Valais Libre

30 Mai 2012

Loin des extrêmes point de salut

Comment les conservateurs ont conquis le pouvoir en 1857

« Il ne suffit pas de dire : nous avons perdu ; il faut dire comment on a perdu » ; alors suivons cet adage1 pour aborder quelques éléments responsables de l’échec des radicaux en 1857.

Dès 1855, nous observons le développement d’une campagne en faveur d’une collaboration entre citoyens radicaux et conservateurs, avec en ligne de mire un appel à la concorde dans le but d’effacer les derniers restes des luttes fratricides d’autrefois. C’est dans cet esprit que le Courrier du Valais, digne organe du gouvernement libéral, lance un appel à toutes les forces désireuses de constituer un groupement national, éloigné des extrêmes, pour œuvrer au développement pacifique des institutions libérales.
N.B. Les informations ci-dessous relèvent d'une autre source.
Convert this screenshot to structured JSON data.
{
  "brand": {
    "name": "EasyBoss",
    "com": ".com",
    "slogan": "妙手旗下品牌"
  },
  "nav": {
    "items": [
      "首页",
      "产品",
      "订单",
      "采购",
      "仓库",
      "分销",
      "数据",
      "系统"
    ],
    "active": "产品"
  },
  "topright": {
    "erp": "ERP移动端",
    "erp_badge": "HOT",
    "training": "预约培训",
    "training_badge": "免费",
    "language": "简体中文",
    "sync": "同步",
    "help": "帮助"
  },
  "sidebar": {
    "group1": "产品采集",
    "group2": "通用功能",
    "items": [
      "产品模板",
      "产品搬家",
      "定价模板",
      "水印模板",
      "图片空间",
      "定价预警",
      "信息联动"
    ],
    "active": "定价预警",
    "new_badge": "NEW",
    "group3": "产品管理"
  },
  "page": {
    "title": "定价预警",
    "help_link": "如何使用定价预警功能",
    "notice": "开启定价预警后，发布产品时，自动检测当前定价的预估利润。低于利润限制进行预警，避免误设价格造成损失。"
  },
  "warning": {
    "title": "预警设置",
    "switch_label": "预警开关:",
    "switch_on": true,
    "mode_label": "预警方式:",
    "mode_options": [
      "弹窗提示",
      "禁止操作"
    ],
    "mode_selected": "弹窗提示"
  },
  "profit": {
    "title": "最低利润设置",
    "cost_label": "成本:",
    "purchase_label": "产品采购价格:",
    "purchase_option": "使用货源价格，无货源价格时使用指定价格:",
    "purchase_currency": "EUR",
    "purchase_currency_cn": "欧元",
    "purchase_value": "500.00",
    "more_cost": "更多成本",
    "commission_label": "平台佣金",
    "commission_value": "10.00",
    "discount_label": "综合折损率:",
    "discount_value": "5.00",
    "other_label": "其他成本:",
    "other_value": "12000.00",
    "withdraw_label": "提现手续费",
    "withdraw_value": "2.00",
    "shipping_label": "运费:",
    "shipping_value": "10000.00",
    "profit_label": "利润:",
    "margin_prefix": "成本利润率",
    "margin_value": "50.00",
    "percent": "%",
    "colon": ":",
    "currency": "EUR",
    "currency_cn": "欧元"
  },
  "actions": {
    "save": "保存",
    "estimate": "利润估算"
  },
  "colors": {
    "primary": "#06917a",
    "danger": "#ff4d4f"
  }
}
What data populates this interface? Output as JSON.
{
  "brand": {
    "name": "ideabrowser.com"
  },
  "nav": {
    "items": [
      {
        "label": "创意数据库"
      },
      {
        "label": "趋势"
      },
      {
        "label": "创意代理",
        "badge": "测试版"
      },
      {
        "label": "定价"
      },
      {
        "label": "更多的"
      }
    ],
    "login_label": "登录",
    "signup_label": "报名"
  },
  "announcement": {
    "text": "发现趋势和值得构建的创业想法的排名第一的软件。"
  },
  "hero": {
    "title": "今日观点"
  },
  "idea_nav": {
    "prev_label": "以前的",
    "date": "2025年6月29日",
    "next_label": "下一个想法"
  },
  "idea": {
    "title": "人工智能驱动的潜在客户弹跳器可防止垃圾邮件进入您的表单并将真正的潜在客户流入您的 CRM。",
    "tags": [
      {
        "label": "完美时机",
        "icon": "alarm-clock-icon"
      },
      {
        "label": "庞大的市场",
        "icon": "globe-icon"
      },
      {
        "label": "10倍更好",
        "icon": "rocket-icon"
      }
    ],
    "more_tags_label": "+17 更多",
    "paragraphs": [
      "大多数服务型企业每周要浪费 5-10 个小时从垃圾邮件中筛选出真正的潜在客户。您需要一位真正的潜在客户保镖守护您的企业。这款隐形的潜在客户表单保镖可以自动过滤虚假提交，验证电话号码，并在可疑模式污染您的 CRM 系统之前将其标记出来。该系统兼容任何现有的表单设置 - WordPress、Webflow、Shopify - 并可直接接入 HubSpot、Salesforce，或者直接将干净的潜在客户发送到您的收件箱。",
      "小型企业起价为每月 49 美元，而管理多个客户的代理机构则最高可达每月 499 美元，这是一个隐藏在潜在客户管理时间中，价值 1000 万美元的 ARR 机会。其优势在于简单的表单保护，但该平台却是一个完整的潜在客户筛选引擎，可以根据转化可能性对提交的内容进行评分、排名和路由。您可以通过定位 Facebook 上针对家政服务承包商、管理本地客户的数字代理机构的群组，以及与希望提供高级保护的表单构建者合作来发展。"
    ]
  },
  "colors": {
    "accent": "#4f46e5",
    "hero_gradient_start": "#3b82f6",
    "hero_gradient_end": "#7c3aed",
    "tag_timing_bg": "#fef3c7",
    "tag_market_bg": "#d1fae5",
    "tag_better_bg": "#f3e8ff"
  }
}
Cette démarche de collaboration s’accompagne néanmoins d’une ferme volonté des libéraux de maintenir intégralement le contenu de leur programme, notamment la liberté de cité, la liberté de conscience et surtout la séparation complète du pouvoir religieux et du pouvoir civil2. Un acte fondé sur le désir d’établir une œuvre profitable à tous les citoyens, une intention certes louable que les radicaux paient chèrement lors des élections de mars 1857.

Alors que les libéraux tendent une main loyale à leurs adversaires politiques et tentent de les convaincre que « les réformes attendues pour amener la prospérité du pays n’ont pas de couleur politique», les conservateurs, obnubilés par l’exercice du pouvoir et surtout désireux de rassurer leurs alliés cléricaux, rejettent cette « politique de concessions mutuelles» préférant se confier aux « frêles avirons d’une majorité ». Face à ce constat, le gérant du Courrier3 déclare «il  ne nous reste plus qu’à passer la plume à une main plus habile » ; une décision assumée avec d’autant plus de détermination que cette politique de rapprochement a non seulement rencontré peu d’écho auprès des citoyens mais se trouve « condamnée par plusieurs de nos amis politiques4 ».

Le Courrier5reconnaît avoir été dupe de ses intentions généreuses à travailler à la pacification du pays. « Nous avons surestimé les promesses de nos adversaires, et jugé prématurément des hommes sur la foi de leurs paroles ; le moment actuel nous a décillé les yeux ».

Les Valaisans, de tradition catholique par nature, ne sont pas disposés à s’approprier les réformes progressistes instaurées par le régime radical ; surtout lorsque la Gazette affirme dans ses colonnes que leur « presse vivante » c’est leur « curé », que le « lieu de réunion » demeure l’église, répétant à l’envi qu’avec les libéraux, la religion est en danger ; faut-il dès lors s’étonner que des citoyens, ainsi instruits dans l’obscurantisme, se détournent des radicaux.

1 De Claude Bernard, médecin, fondateur de la médecine expérimentale.

2 Courrier du Valais, no 32 du samedi 14 mars 1857 – photo 7.4.2010/dsc01634/35.

3 M. Elie Gay.

4 Courrier du Valais, no 64 du dimanche 31 mai 1857 – photo 7.4.2010/dsc01653.

5 Courrier du Valais, no 129 du mercredi 30 décembre 1857 – photo 7.4.2010/dsc01681.